Cassi: A full circle.
Duncan: It is a full circle. There’s certain things throughout NoveList’s history that remain constant. One is that our customers lead us where we need to go to take care of them. The other thing is creating great content that actually addresses the questions that people are getting -- and then delivering that content and those answers, those solutions, to where readers are.
Duncan: There’s a couple things that happened there. I mentioned NextReads -- at this point NextReads was about five years old, and we were doing a market research study on what the next version should look like. What came back was that libraries were using e-newsletters sure, but there were all these other things they were doing too, like making flyers, using social media, that kind of thing. We wanted to support all of those many different ways of connecting with readers.
This was an extension of what NoveList had already been doing, but now taking advantage of some new tools. I think LibraryAware is an excellent example of how libraries can use new technologies to deepen their relationships with their core users: readers. It’s essential for libraries to keep users connected to the books and collections that have always been the main reason public libraries are valued.
There’s several little moments but I’ll tell you the couple that meant the most to me. When I won the Margaret Monroe award from ALA in 1997, that was like an affirmation that readers’ advisory and the work that we were doing and the making of NoveList was a great thing. But I think the proudest I’ve ever been was when we got the first review of NoveList from Library Journal, and Cheryl LaGuardia -- who was at Harvard and was an academic librarian -- I was nervous, what was she going to think? And she opened that article by saying “I have found the database I’ve been searching for all my life and it’s called NoveList.” She referred to us as “a reader’s paradise and a reference librarian’s dream.”
We get validation all the time, but that was just tremendous.

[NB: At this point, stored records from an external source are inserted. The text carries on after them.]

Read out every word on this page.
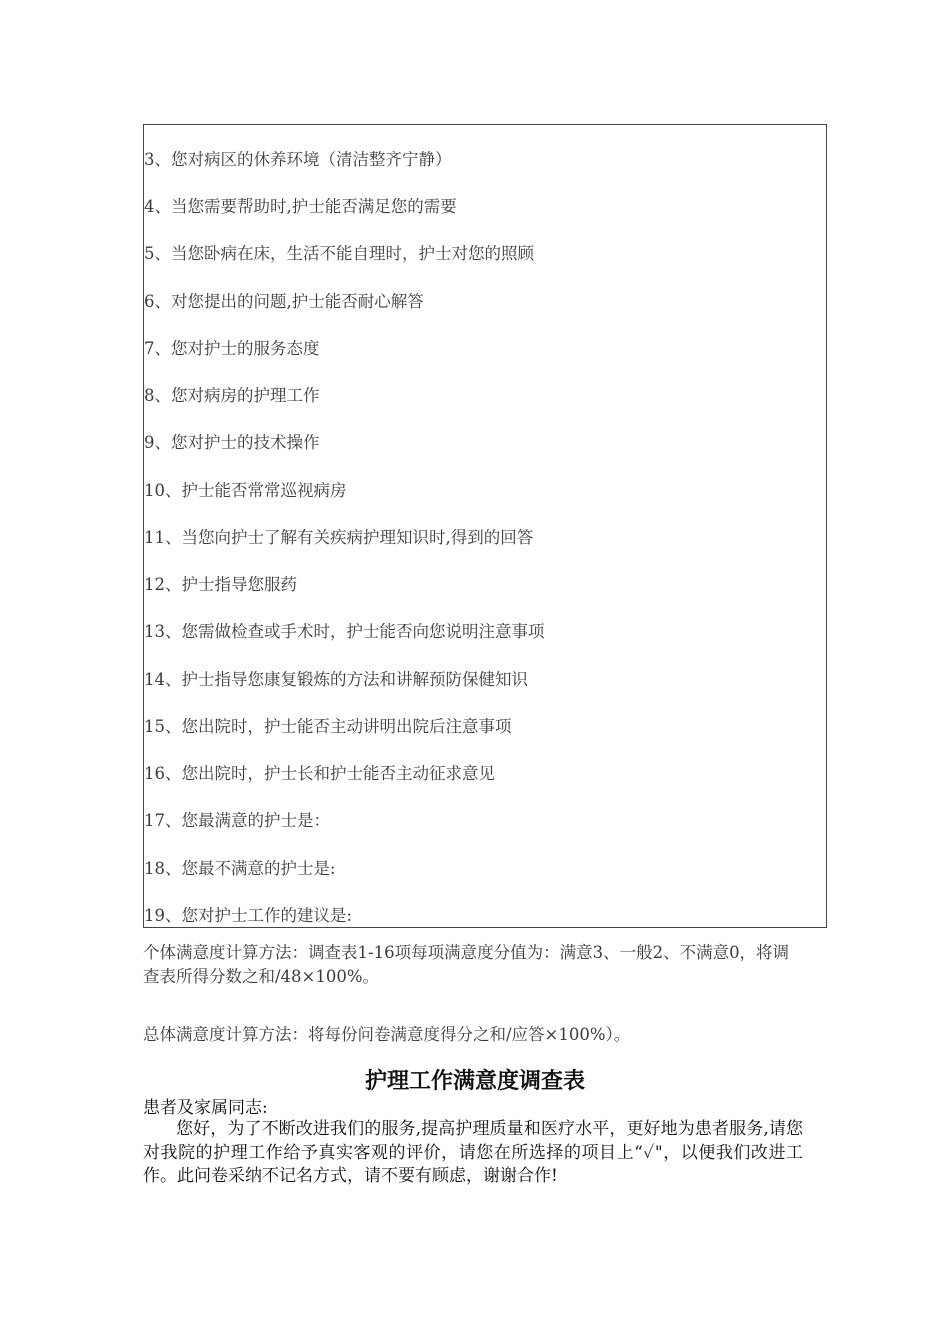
3、您对病区的休养环境（清洁整齐宁静）
4、当您需要帮助时,护士能否满足您的需要
5、当您卧病在床，生活不能自理时，护士对您的照顾
6、对您提出的问题,护士能否耐心解答
7、您对护士的服务态度
8、您对病房的护理工作
9、您对护士的技术操作
10、护士能否常常巡视病房
11、当您向护士了解有关疾病护理知识时,得到的回答
12、护士指导您服药
13、您需做检查或手术时，护士能否向您说明注意事项
14、护士指导您康复锻炼的方法和讲解预防保健知识
15、您出院时，护士能否主动讲明出院后注意事项
16、您出院时，护士长和护士能否主动征求意见
17、您最满意的护士是：
18、您最不满意的护士是:
19、您对护士工作的建议是:

个体满意度计算方法：调查表1-16项每项满意度分值为：满意3、一般2、不满意0，将调查表所得分数之和/48×100%。

总体满意度计算方法：将每份问卷满意度得分之和/应答×100%）。

护理工作满意度调查表
患者及家属同志:

您好，为了不断改进我们的服务,提高护理质量和医疗水平，更好地为患者服务,请您对我院的护理工作给予真实客观的评价，请您在所选择的项目上“✓"，以便我们改进工作。此问卷采纳不记名方式，请不要有顾虑，谢谢合作!
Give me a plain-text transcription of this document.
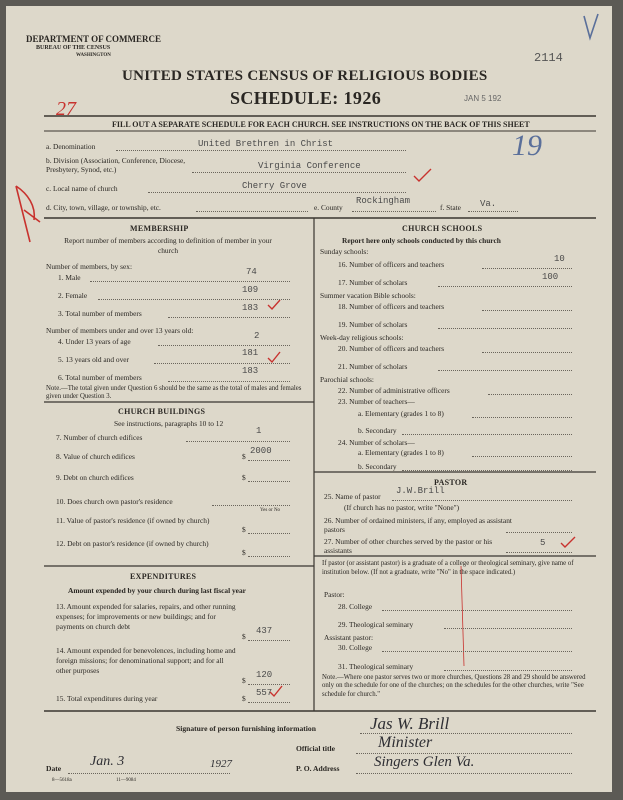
DEPARTMENT OF COMMERCE
BUREAU OF THE CENSUS
WASHINGTON
UNITED STATES CENSUS OF RELIGIOUS BODIES
SCHEDULE: 1926
2114
JAN 5 192
27
FILL OUT A SEPARATE SCHEDULE FOR EACH CHURCH. SEE INSTRUCTIONS ON THE BACK OF THIS SHEET
a. Denomination	United Brethren in Christ	19
b. Division (Association, Conference, Diocese, Presbytery, Synod, etc.)	Virginia Conference
c. Local name of church	Cherry Grove
d. City, town, village, or township, etc.	e. County
Rockingham
f. State Va.
MEMBERSHIP
Report number of members according to definition of member in your church
Number of members, by sex:
1. Male
74
2. Female
109
3. Total number of members
183
Number of members under and over 13 years old:
4. Under 13 years of age
2
5. 13 years old and over
181
6. Total number of members
183
Note.—The total given under Question 6 should be the same as the total of males and females given under Question 3.
CHURCH BUILDINGS
See instructions, paragraphs 10 to 12
7. Number of church edifices
1
8. Value of church edifices	$
2000
9. Debt on church edifices	$
10. Does church own pastor's residence
Yes or No
11. Value of pastor's residence (if owned by church)
$
12. Debt on pastor's residence (if owned by church)
$
EXPENDITURES
Amount expended by your church during last fiscal year
13. Amount expended for salaries, repairs, and other running expenses; for improvements or new buildings; and for payments on church debt
$
437
14. Amount expended for benevolences, including home and foreign missions; for denominational support; and for all other purposes
$
120
15. Total expenditures during year	$
557
CHURCH SCHOOLS
Report here only schools conducted by this church
Sunday schools:
16. Number of officers and teachers
10
17. Number of scholars
100
Summer vacation Bible schools:
18. Number of officers and teachers
19. Number of scholars
Week-day religious schools:
20. Number of officers and teachers
21. Number of scholars
Parochial schools:
22. Number of administrative officers
23. Number of teachers—
a. Elementary (grades 1 to 8)
b. Secondary
24. Number of scholars—
a. Elementary (grades 1 to 8)
b. Secondary
PASTOR
25. Name of pastor
J.W.Brill
(If church has no pastor, write "None")
26. Number of ordained ministers, if any, employed as assistant pastors
27. Number of other churches served by the pastor or his assistants
5
If pastor (or assistant pastor) is a graduate of a college or theological seminary, give name of institution below. (If not a graduate, write "No" in the space indicated.)
Pastor:
28. College
29. Theological seminary
Assistant pastor:
30. College
31. Theological seminary
Note.—Where one pastor serves two or more churches, Questions 28 and 29 should be answered only on the schedule for one of the churches; on the schedules for the other churches, write "See schedule for church."
Signature of person furnishing information	Jas W. Brill
Official title	Minister
Date Jan. 3	1927	P. O. Address Singers Glen Va.
8—5618a	11—9084
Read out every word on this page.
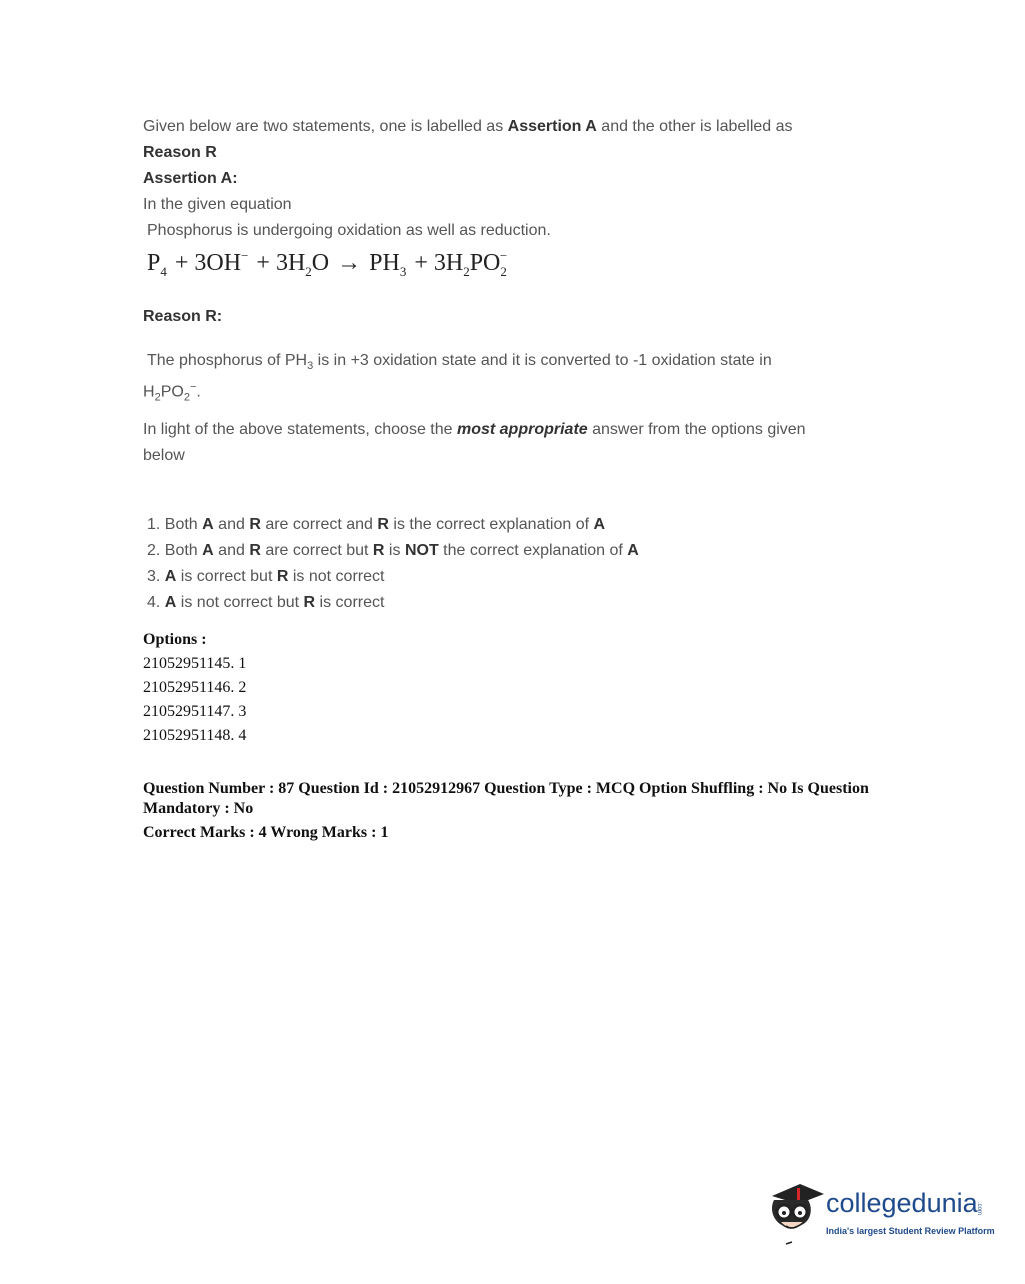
Given below are two statements, one is labelled as Assertion A and the other is labelled as
Reason R
Assertion A:
In the given equation
Phosphorus is undergoing oxidation as well as reduction.
$P_4 + 3OH^- + 3H_2O \to PH_3 + 3H_2PO_2^-$
Reason R:
The phosphorus of $PH_3$ is in +3 oxidation state and it is converted to -1 oxidation state in
$H_2PO_2^-$.
In light of the above statements, choose the most appropriate answer from the options given
below
1. Both A and R are correct and R is the correct explanation of A
2. Both A and R are correct but R is NOT the correct explanation of A
3. A is correct but R is not correct
4. A is not correct but R is correct
Options :
21052951145. 1
21052951146. 2
21052951147. 3
21052951148. 4
Question Number : 87 Question Id : 21052912967 Question Type : MCQ Option Shuffling : No Is Question Mandatory : No
Correct Marks : 4 Wrong Marks : 1
collegedunia
.com
India's largest Student Review Platform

It’s really easy to think of this “thing,” the products…but the aspect of this enterprise that I tend to think about the most is the people. The people who are here are just…magnificent. And I think that when I think about my role here, and what brings me joy, is the fact that the people here are passionate, are dedicated, they’re smart, they’re driven. And they are doing meaningful work and they know it. I think for me, when I think about this thing called NoveList, that’s what sums it up. We are people doing meaningful work and helping others do meaningful work, too. And that is really what it’s all about.
Duncan is co-founder and general manager of NoveList. He helps transform the lives of readers by leading a team that creates the tools library staff use to provide their most important service -- connecting readers with the books that will make a difference in their lives.